Memoir: I was a 50-year-old Bay Street intern

Memoir: I was a 50-year-old Bay Street intern

In 2005, I left my finance job to raise a family. Nearly a decade later, I returned to Bay Street

(Illustration: Anastasiya Milova)

I’ve known since I was a teenager that I wanted to work on Bay Street. I’d always loved math, but when my high school economics teacher played a stock-trading game with us, that was it—I was hooked. After university, I found a management-training position at Midland Walwyn, an investment dealer in Toronto, and, while still earning my MBA at U of T, joined the company’s investment banking group.

It was 1992, and I was one of the first female investment bankers at the firm. I was often the only woman in meetings. Client events, such as golf outings, seemed designed for men. But I refused to be sidelined: I worked hard to earn respect, and I bought a set of clubs, hit the driving range and learned how to play.

Several years later I joined an asset management start-up. I stayed for seven and a half years while the company’s assets grew from $100 million to $29 billion. I often worked 60-hour weeks only to slog through more files on the weekend. Occasionally, I’d wonder if I was missing out on life outside Bay Street, but I loved my work.

Along the way, I met my husband, an investment banker, and we had a son. When my baby was still less than a year old, I found out the company was being sold and I needed to cut my maternity leave short. I started waking up before my son, logging full days at the office, then heading home in the early evenings to spend a few hours with him before bedtime. My life was a blur of phone calls, dirty diapers and early mornings at the office.

A year and a half later, the deal was finalized and I learned I was out of a job. A few years earlier, I would have been devastated, but the more I thought about it, the more relieved I felt. After 17 years on Bay Street, I was burnt out. I decided to try full-time parenting. It wasn’t a tough decision; in my mind, I’d be back to work in no time. I approached stay-at-home parenting with the same all-in attitude I brought to my career. We had our second child, a daughter, and I joined the parents’ council at my son’s school and volunteered with his hockey club. At one tournament, I helped to feed 3,000 people, chopping 100 pounds of onions in the arena kitchen. Parenting, like finance, was a non-stop gig.

Eventually, I began to miss Bay Street, but I couldn’t fathom going back to work with two young children. When a tempting opportunity popped up six years after I left, I was intrigued but didn’t feel ready. I wondered if I ever would. I didn’t know how to re-enter the capital markets industry or whether an employer would be interested in the skills of someone who’d spent so many years away.

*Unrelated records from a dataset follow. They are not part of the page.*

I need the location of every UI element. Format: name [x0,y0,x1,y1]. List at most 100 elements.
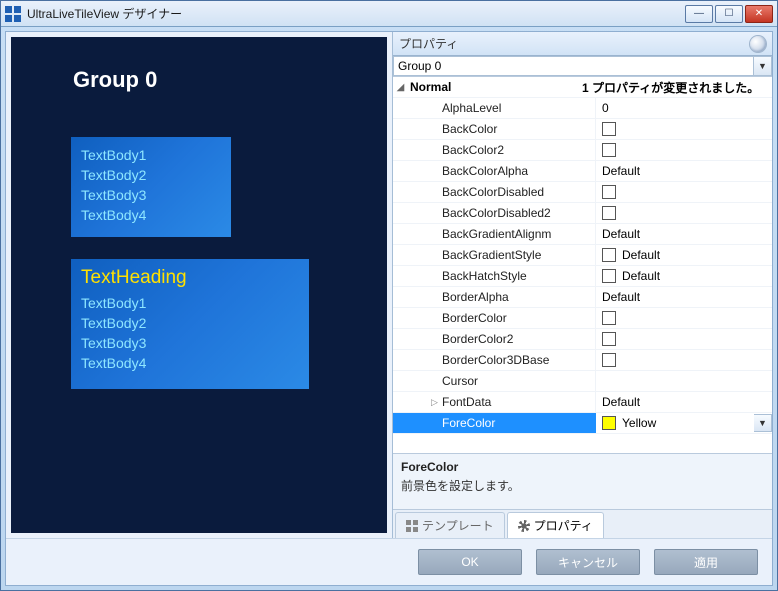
tile-preview[interactable]: Group 0 TextBody1 TextBody2 TextBody3 Te… [11,37,387,533]
dialog-buttons: OK キャンセル 適用 [6,538,772,585]
property-value-text: Default [602,164,640,178]
property-name: BackHatchStyle [442,269,595,283]
category-row[interactable]: ◢ Normal 1 プロパティが変更されました。 [393,77,772,98]
property-row[interactable]: BackColor [393,119,772,140]
dropdown-icon[interactable]: ▼ [754,56,772,76]
property-value[interactable] [595,203,772,223]
cancel-button[interactable]: キャンセル [536,549,640,575]
property-name: Cursor [442,374,595,388]
property-name: BackGradientAlignm [442,227,595,241]
property-value[interactable]: Default [595,224,772,244]
tile-heading: TextHeading [81,267,299,289]
magnify-icon[interactable] [750,36,766,52]
property-row[interactable]: BorderAlpha Default [393,287,772,308]
property-value[interactable] [595,371,772,391]
tile-text-line: TextBody2 [81,165,221,185]
property-name: BorderColor [442,311,595,325]
color-swatch [602,206,616,220]
property-row[interactable]: BackColorDisabled [393,182,772,203]
tile-wide[interactable]: TextHeading TextBody1 TextBody2 TextBody… [71,259,309,389]
property-row[interactable]: BackHatchStyleDefault [393,266,772,287]
property-row[interactable]: BackGradientAlignm Default [393,224,772,245]
tab-template[interactable]: テンプレート [395,512,505,538]
property-row[interactable]: ▷FontData Default [393,392,772,413]
property-panel-title: プロパティ [399,35,458,52]
tile-small[interactable]: TextBody1 TextBody2 TextBody3 TextBody4 [71,137,231,237]
property-panel: プロパティ ▼ ◢ Normal 1 プロパティが変更されました。 AlphaL… [392,32,772,538]
property-value[interactable] [595,140,772,160]
tile-text-line: TextBody2 [81,313,299,333]
property-row[interactable]: BackColor2 [393,140,772,161]
tile-text-line: TextBody1 [81,145,221,165]
property-name: AlphaLevel [442,101,595,115]
property-value[interactable] [595,119,772,139]
color-swatch [602,143,616,157]
tab-property[interactable]: プロパティ [507,512,604,538]
property-value[interactable]: Default [595,266,772,286]
ok-button[interactable]: OK [418,549,522,575]
property-selector: ▼ [393,56,772,77]
property-value[interactable]: Default [595,287,772,307]
property-value[interactable] [595,329,772,349]
property-row[interactable]: Cursor [393,371,772,392]
property-value[interactable]: Default [595,392,772,412]
template-icon [406,520,418,532]
group-title: Group 0 [73,67,157,93]
main-area: Group 0 TextBody1 TextBody2 TextBody3 Te… [6,32,772,538]
gear-icon [518,520,530,532]
property-row[interactable]: BackColorDisabled2 [393,203,772,224]
tile-text-line: TextBody3 [81,333,299,353]
property-value[interactable] [595,182,772,202]
property-row[interactable]: ForeColorYellow▼ [393,413,772,434]
property-name: BorderAlpha [442,290,595,304]
property-value[interactable] [595,350,772,370]
property-row[interactable]: BackColorAlpha Default [393,161,772,182]
property-name: BackColorAlpha [442,164,595,178]
property-row[interactable]: BorderColor [393,308,772,329]
property-value[interactable]: Default [595,161,772,181]
tab-label: プロパティ [534,517,593,534]
property-row[interactable]: BorderColor3DBase [393,350,772,371]
property-value-text: Yellow [622,416,656,430]
color-swatch [602,332,616,346]
dropdown-icon[interactable]: ▼ [754,414,772,432]
property-value[interactable] [595,308,772,328]
app-icon [5,6,21,22]
property-header: プロパティ [393,32,772,56]
property-value-text: Default [602,290,640,304]
collapse-icon[interactable]: ◢ [393,82,408,93]
property-value[interactable]: Default [595,245,772,265]
property-value[interactable]: Yellow ▼ [595,413,772,433]
property-name: BackGradientStyle [442,248,595,262]
property-value-text: Default [622,248,660,262]
tile-text-line: TextBody3 [81,185,221,205]
property-description: ForeColor 前景色を設定します。 [393,453,772,509]
color-swatch [602,269,616,283]
designer-window: UltraLiveTileView デザイナー — ☐ ✕ Group 0 Te… [0,0,778,591]
property-row[interactable]: AlphaLevel0 [393,98,772,119]
property-name: BackColor [442,122,595,136]
property-name: BackColor2 [442,143,595,157]
property-grid[interactable]: ◢ Normal 1 プロパティが変更されました。 AlphaLevel0Bac… [393,77,772,453]
minimize-button[interactable]: — [685,5,713,23]
category-status: 1 プロパティが変更されました。 [578,79,772,96]
property-value-text: Default [602,227,640,241]
property-object-select[interactable] [393,56,754,76]
color-swatch [602,311,616,325]
maximize-button[interactable]: ☐ [715,5,743,23]
tile-text-line: TextBody1 [81,293,299,313]
window-title: UltraLiveTileView デザイナー [27,5,685,22]
color-swatch [602,353,616,367]
property-value-text: Default [602,395,640,409]
titlebar[interactable]: UltraLiveTileView デザイナー — ☐ ✕ [1,1,777,27]
property-row[interactable]: BackGradientStyle Default [393,245,772,266]
tile-text-line: TextBody4 [81,353,299,373]
property-value[interactable]: 0 [595,98,772,118]
color-swatch [602,122,616,136]
apply-button[interactable]: 適用 [654,549,758,575]
property-row[interactable]: BorderColor2 [393,329,772,350]
close-button[interactable]: ✕ [745,5,773,23]
expand-icon[interactable]: ▷ [427,397,442,408]
property-name: FontData [442,395,595,409]
property-name: BackColorDisabled2 [442,206,595,220]
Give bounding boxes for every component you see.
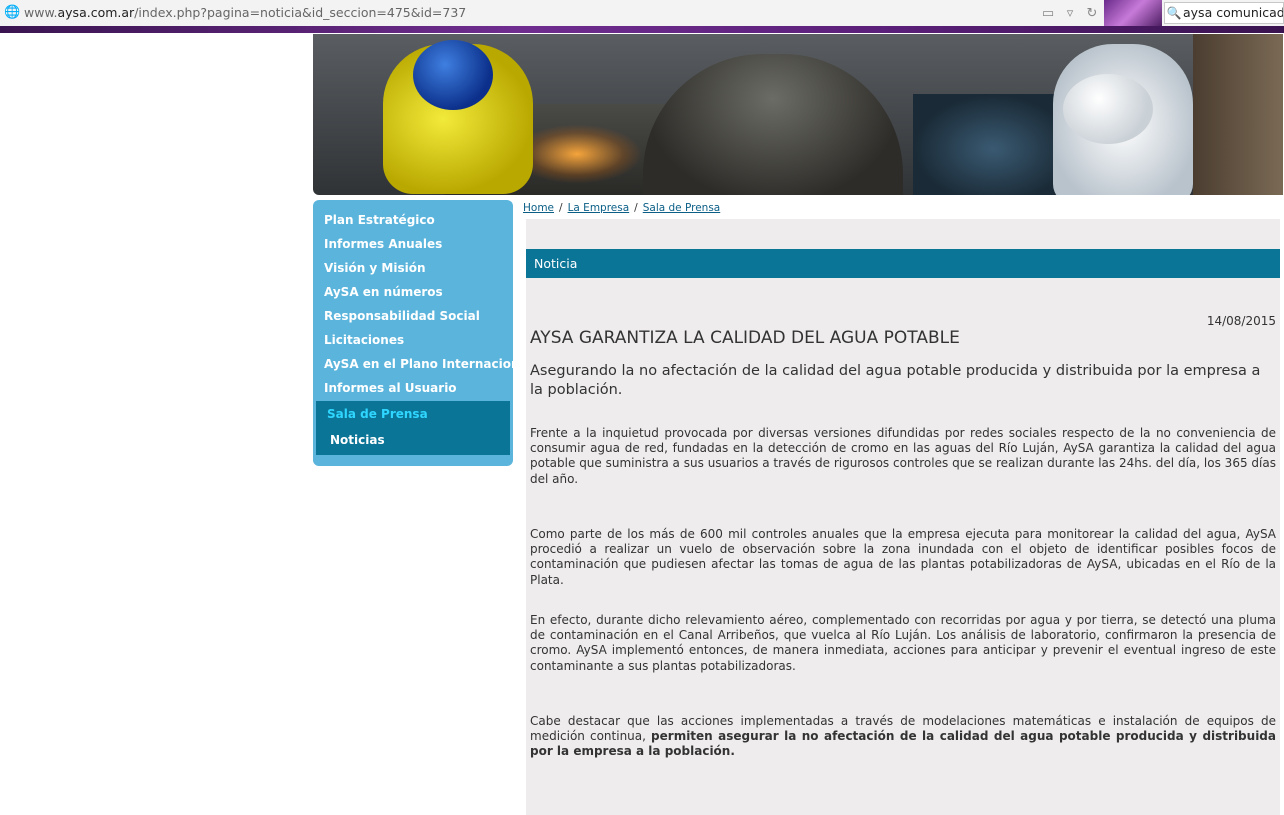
- sidebar-subitem-noticias[interactable]: Noticias: [316, 427, 510, 453]
- sidebar-item-informes-anuales[interactable]: Informes Anuales: [313, 232, 513, 256]
- article-paragraph-3: En efecto, durante dicho relevamiento aé…: [530, 613, 1276, 673]
- breadcrumb-home[interactable]: Home: [523, 202, 554, 214]
- banner-sparks: [533, 124, 643, 184]
- article-subtitle: Asegurando la no afectación de la calida…: [530, 363, 1261, 398]
- breadcrumb-sala-de-prensa[interactable]: Sala de Prensa: [643, 202, 721, 214]
- globe-icon: 🌐: [4, 5, 21, 20]
- search-icon: 🔍: [1166, 6, 1182, 20]
- sidebar-item-sala-de-prensa[interactable]: Sala de Prensa: [316, 401, 510, 427]
- breadcrumb-la-empresa[interactable]: La Empresa: [568, 202, 630, 214]
- browser-toolbar: 🌐 www.aysa.com.ar/index.php?pagina=notic…: [0, 0, 1284, 27]
- sidebar-item-responsabilidad-social[interactable]: Responsabilidad Social: [313, 304, 513, 328]
- banner-wall-shape: [1193, 34, 1283, 195]
- sidebar-item-informes-usuario[interactable]: Informes al Usuario: [313, 376, 513, 400]
- url-prefix: www.: [24, 5, 58, 20]
- reload-icon[interactable]: ↻: [1084, 6, 1100, 21]
- header-banner-image: [313, 34, 1283, 195]
- article-paragraph-2: Como parte de los más de 600 mil control…: [530, 527, 1276, 587]
- article-paragraph-1: Frente a la inquietud provocada por dive…: [530, 426, 1276, 486]
- banner-blue-helmet: [413, 40, 493, 110]
- banner-water-shape: [913, 94, 1073, 195]
- url-host: aysa.com.ar: [57, 5, 135, 20]
- article-title: AYSA GARANTIZA LA CALIDAD DEL AGUA POTAB…: [530, 328, 960, 348]
- banner-white-helmet: [1063, 74, 1153, 144]
- sidebar-nav: Plan Estratégico Informes Anuales Visión…: [313, 200, 532, 466]
- address-bar-actions: ▭ ▿ ↻: [1040, 3, 1102, 23]
- sidebar-item-licitaciones[interactable]: Licitaciones: [313, 328, 513, 352]
- breadcrumb-separator: /: [559, 202, 563, 214]
- banner-pipe-shape: [643, 54, 903, 195]
- sidebar-item-plano-internacional[interactable]: AySA en el Plano Internacional: [313, 352, 532, 376]
- article-paragraph-4: Cabe destacar que las acciones implement…: [530, 714, 1276, 760]
- article-date: 14/08/2015: [1206, 314, 1276, 328]
- article-panel: Noticia 14/08/2015 AYSA GARANTIZA LA CAL…: [526, 219, 1280, 815]
- sidebar-active-group: Sala de Prensa Noticias: [316, 401, 510, 455]
- address-bar[interactable]: www.aysa.com.ar/index.php?pagina=noticia…: [24, 4, 466, 22]
- breadcrumb-separator: /: [634, 202, 638, 214]
- sidebar-item-vision-mision[interactable]: Visión y Misión: [313, 256, 513, 280]
- search-input[interactable]: 🔍 aysa comunicado: [1164, 2, 1284, 24]
- url-path: /index.php?pagina=noticia&id_seccion=475…: [134, 5, 467, 20]
- section-header-bar: Noticia: [526, 249, 1280, 278]
- breadcrumb: Home / La Empresa / Sala de Prensa: [523, 202, 720, 216]
- theme-stripe: [0, 26, 1284, 33]
- reader-view-icon[interactable]: ▭: [1040, 6, 1056, 21]
- dropdown-arrow-icon[interactable]: ▿: [1062, 6, 1078, 21]
- sidebar-item-aysa-numeros[interactable]: AySA en números: [313, 280, 513, 304]
- search-value: aysa comunicado: [1183, 5, 1284, 20]
- sidebar-item-plan-estrategico[interactable]: Plan Estratégico: [313, 208, 513, 232]
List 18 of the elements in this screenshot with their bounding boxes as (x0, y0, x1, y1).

When my daughter was finishing kindergarten, I pushed those doubts aside and asked my family how they’d feel if I started working again. Their resounding response: go for it. Before I even started an official job search, an acquaintance told me about Women in Capital Markets’ Return to Bay Street program. It’s an internship designed to help women transition back into the business world after an extended absence. After attending an info seminar, I convinced myself to apply. I spent the July long weekend assembling my resumé, hunting down references and drafting a cover letter. I even hired an employment coach to help me practise for the interview. It paid off: at age 50, I got a four-month internship at BMO Capital Markets.

I was excited to be back but anxious about where I’d fit in. After feeling rusty at first, I quickly regained my confidence. I was an intern by title, but I was treated with respect and assigned challenging work. There was no fetching coffee or answering to assistants of assistants; instead, I worked on a variety of regulatory projects, participated in team meetings and reported to senior executives. I still remember, near the end of my internship, sitting in a meeting with the president of capital markets, walking him through a presentation I’d made. Once I’d finished, he gave me great feedback. I began to see what I could offer at the office—and realized my family was doing just fine.

After work, I spoke to whoever would meet with me, re-familiarized myself with capital markets and scoped out job opportunities. Then, when the internship ended, BMO offered me a full-time position that led to my current role in investment banking. I’m no longer answering directly to clients, so the job affords greater flexibility. The hours are lighter, and I can work from home when I need to.

In my first stint on Bay Street, I immersed myself entirely in my work. When I had kids, I dedicated myself totally to them. Now, for the first time, I feel like I have balance. I don’t know if parenting has made me better at my job, or if having a career has made me a better mom, but I know I’m happy. I get to do work I’m passionate about and spend time with the family I love. My husband and I have a membership at a golf club and are teaching the kids to play. My daughter is still young, but I figure it can’t hurt for her to get a head start.

Barbara Glassford is a director at BMO Capital Markets.